Şimşek, geçen yıl ekonomideki ivme kaybının da etkisiyle işsizlik oranında tedrici bir artış söz konusu olduğunu belirterek, istihdamı arttırmaya yönelik alınan tedbirler ve ekonomik büyümedeki hızlanma sonucunda işsizlik oranında yılbaşından itibaren kademeli bir iyileşme sağlandığını ifade etti. Program dönemi boyunca bu eğilimin devam edeceğini öngördüklerinin altını çizen Şimşek, "2019 itibarıyla işsizlik oranının yeniden tek haneye düşmesini ve 2020 yılında yüzde 9,6 oranında gerçekleşmesini öngörüyoruz ki bu, güçlü iş gücüne katılım oranı ve çalışma çağı nüfusundaki artışa rağmen sağlanacaktır." ifadelerini kullandı.

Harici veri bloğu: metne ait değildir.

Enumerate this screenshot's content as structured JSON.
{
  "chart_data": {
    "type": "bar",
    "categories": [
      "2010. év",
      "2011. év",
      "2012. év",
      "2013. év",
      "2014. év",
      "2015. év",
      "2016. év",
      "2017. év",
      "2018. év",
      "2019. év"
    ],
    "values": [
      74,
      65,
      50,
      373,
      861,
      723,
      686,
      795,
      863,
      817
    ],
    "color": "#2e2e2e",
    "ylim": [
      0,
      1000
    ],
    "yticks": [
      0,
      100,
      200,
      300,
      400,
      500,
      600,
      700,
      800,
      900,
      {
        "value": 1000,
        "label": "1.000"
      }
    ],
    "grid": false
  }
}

Bu yılın sonunda enflasyonun yüzde 9,5 olacağını öngördüklerini kaydeden Şimşek, şöyle devam etti:
"Önümüzdeki dönemde enflasyon hedefle uyumlu patikaya gelene kadar para politikasında sıkı duruşun sürdürülmesi beklenmektedir. Yeni Orta Vadeli Program (2018-2020) döneminde enflasyonun kademeli olarak iyileşerek yüzde 5 seviyesine gerilemesini hedefliyoruz. 2016'da milli gelire oranla yüzde 3,8'e kadar gerileyen cari işlemler açığının 2017'de altın ve enerji dengesindeki bozulma nedeniyle bir miktar artmasını bekliyoruz. Diğer yandan program döneminde uygulayacağımız politikalar sayesinde cari açığın, gayri safi yurtiçi hasılaya oranla kademeli olarak düşerek 2020'de yüzde 3,9 seviyesinde gerçekleşeceğini tahmin ediyoruz. Cari işlemler açığının finansmanını iyileştirmeye yönelik çabalarımız devam etmekte. Özellikle yatırım ortamının iyileştirilmesi bu konuda temel önceliğimizdir."